Matthew, from your answers in this forum I recall that you are one of the experienced guys around here. So, please treat my answer just as a suggestion and it might just complement what you found out yourself so far.
Let's first clarify, what exactly is meant by stack alignment. I'd define it as:
The minimum size the CPU uses for a push operation.
By that definition, I would stay away from comparing the addresses of stack-based variables. A compiler generally allocates the local variables of a function by just subtracting the required total size from the stack pointer. Inside that memory contingent it arranges variables just as it likes, using packing, reordering, etc. So, the address difference of two single-byte variables might very well be 1, or -1, or anything else.
What I would try to use is the sequence in which the compiler pushed arguments on the stack. Usually that will be either left to right or right to left, but in any case in strict sequence. That you can build upon, because otherwise the var_args mechanism would not work or at least would be very hard to implement.

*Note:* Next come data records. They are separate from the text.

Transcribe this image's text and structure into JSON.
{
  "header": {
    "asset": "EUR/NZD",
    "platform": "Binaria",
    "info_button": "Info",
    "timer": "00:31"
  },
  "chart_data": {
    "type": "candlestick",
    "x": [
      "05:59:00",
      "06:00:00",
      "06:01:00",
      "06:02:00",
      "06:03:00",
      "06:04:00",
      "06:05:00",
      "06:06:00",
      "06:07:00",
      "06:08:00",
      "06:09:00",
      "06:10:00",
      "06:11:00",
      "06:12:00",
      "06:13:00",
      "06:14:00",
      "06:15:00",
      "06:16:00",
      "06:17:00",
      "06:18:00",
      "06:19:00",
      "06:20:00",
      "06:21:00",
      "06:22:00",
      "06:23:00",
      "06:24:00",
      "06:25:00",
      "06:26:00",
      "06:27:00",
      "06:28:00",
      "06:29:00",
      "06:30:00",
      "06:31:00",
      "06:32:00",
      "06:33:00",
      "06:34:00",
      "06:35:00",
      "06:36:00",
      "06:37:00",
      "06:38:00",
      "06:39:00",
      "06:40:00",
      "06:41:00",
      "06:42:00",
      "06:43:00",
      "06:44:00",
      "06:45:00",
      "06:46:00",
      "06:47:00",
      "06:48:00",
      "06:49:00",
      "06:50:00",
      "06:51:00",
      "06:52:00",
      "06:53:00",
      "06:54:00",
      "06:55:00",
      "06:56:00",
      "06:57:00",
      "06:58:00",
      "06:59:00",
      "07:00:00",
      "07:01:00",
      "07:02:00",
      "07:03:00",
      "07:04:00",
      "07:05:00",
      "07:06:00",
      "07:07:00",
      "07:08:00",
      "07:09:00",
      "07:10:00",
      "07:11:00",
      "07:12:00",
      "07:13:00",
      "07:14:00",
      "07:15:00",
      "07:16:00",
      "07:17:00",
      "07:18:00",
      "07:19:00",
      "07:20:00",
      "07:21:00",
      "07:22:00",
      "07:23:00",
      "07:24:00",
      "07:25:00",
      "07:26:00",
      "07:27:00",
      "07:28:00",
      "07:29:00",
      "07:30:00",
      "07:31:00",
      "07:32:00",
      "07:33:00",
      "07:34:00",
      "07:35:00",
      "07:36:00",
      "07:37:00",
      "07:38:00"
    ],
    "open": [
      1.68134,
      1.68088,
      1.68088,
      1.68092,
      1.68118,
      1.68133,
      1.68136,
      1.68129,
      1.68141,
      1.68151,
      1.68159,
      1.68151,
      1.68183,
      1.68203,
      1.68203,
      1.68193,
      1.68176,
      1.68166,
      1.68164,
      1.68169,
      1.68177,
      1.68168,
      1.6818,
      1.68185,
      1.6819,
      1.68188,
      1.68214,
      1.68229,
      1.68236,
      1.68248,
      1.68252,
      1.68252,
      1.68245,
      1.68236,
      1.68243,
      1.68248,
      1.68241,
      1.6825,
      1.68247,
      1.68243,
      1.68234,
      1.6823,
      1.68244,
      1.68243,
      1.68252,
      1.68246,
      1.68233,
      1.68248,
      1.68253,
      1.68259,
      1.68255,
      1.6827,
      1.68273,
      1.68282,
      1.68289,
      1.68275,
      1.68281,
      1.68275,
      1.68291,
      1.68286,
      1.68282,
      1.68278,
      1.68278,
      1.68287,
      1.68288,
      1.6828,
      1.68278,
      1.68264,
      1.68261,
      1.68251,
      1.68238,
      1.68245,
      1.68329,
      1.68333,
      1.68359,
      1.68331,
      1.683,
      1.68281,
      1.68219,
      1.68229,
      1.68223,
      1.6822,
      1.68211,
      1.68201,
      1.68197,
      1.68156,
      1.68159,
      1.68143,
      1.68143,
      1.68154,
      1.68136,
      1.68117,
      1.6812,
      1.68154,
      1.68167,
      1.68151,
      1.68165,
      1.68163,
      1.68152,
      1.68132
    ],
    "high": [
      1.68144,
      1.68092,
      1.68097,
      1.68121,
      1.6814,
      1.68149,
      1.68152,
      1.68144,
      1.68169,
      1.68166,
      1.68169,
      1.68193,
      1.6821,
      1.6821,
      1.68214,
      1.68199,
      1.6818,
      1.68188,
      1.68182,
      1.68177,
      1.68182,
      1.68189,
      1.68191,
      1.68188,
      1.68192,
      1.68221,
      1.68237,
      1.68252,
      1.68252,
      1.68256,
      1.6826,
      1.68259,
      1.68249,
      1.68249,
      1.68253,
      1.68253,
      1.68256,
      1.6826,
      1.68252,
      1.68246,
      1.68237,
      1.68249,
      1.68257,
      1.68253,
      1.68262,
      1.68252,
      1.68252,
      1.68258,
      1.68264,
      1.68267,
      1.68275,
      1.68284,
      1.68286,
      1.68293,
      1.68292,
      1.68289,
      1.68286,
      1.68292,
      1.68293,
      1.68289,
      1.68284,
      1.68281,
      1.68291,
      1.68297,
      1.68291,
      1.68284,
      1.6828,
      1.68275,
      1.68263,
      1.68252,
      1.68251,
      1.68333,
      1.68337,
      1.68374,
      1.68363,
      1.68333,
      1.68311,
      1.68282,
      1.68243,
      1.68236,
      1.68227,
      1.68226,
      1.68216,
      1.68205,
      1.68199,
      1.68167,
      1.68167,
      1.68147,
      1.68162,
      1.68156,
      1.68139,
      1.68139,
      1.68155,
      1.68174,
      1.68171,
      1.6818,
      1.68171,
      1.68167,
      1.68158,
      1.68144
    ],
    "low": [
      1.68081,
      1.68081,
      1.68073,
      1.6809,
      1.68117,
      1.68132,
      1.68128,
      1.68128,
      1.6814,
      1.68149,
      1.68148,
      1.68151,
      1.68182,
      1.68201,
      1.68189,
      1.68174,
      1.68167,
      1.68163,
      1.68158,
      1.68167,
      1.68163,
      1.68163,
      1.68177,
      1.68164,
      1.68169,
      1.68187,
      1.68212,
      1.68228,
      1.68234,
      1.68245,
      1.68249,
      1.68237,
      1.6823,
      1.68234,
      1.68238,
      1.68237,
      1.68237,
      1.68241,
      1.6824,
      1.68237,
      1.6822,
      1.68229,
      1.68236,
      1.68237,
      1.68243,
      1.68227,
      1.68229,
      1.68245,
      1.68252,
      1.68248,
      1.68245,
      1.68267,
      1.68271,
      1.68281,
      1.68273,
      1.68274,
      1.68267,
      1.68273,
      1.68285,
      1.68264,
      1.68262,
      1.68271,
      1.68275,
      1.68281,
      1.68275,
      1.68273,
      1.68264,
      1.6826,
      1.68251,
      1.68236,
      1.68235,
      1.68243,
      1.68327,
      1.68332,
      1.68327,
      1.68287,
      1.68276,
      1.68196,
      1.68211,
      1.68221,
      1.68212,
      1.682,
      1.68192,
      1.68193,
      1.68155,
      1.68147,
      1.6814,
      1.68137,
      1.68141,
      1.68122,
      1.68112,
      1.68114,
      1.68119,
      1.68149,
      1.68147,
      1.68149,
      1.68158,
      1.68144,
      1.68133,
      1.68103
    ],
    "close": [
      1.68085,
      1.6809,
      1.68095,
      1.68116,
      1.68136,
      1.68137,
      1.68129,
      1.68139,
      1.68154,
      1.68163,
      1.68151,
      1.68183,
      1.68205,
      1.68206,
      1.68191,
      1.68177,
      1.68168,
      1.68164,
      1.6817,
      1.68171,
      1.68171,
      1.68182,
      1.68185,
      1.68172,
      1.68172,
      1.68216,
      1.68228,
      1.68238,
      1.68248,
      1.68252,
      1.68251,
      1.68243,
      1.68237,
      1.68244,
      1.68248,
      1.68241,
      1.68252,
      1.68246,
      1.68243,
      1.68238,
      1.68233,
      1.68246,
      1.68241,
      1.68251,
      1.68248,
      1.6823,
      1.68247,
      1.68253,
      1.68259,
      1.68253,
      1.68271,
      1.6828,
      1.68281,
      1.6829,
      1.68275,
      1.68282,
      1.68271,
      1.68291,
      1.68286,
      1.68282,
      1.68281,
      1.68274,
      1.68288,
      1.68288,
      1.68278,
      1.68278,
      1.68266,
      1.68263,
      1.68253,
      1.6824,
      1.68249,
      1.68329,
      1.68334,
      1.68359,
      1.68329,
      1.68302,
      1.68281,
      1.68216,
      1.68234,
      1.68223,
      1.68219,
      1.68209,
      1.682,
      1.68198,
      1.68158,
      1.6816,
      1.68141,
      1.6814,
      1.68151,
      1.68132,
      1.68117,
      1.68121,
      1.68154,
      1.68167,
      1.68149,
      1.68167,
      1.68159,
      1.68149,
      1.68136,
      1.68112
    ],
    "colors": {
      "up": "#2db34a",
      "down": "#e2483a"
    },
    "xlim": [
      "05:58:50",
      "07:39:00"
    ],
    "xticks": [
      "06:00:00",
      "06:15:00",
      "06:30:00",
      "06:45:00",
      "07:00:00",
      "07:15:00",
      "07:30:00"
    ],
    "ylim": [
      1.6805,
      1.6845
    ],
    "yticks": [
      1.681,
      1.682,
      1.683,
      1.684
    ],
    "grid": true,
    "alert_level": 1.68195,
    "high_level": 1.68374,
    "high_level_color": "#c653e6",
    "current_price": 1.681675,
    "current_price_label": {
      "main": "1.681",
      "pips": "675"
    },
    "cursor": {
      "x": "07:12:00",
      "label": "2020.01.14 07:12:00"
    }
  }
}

So I'd write a little function like this:
UINT ArgAddressDiff (char arg1, char arg2, ...)
{
return abs (&arg1 - &arg2);
}
Optimization might put the arguments into registers, though. That's the reason I included the "..." varg_args declarator. That might prevent such an optimization, but I am not sure.
You could also try to pass the two arguments as the variable arguments of the function, in which the compiler has no chance to optimize them away. That would require some tweeking with the va_list and va_start macros. I haven't tried that yet, though.
I hope that contributes somewhat to your solution.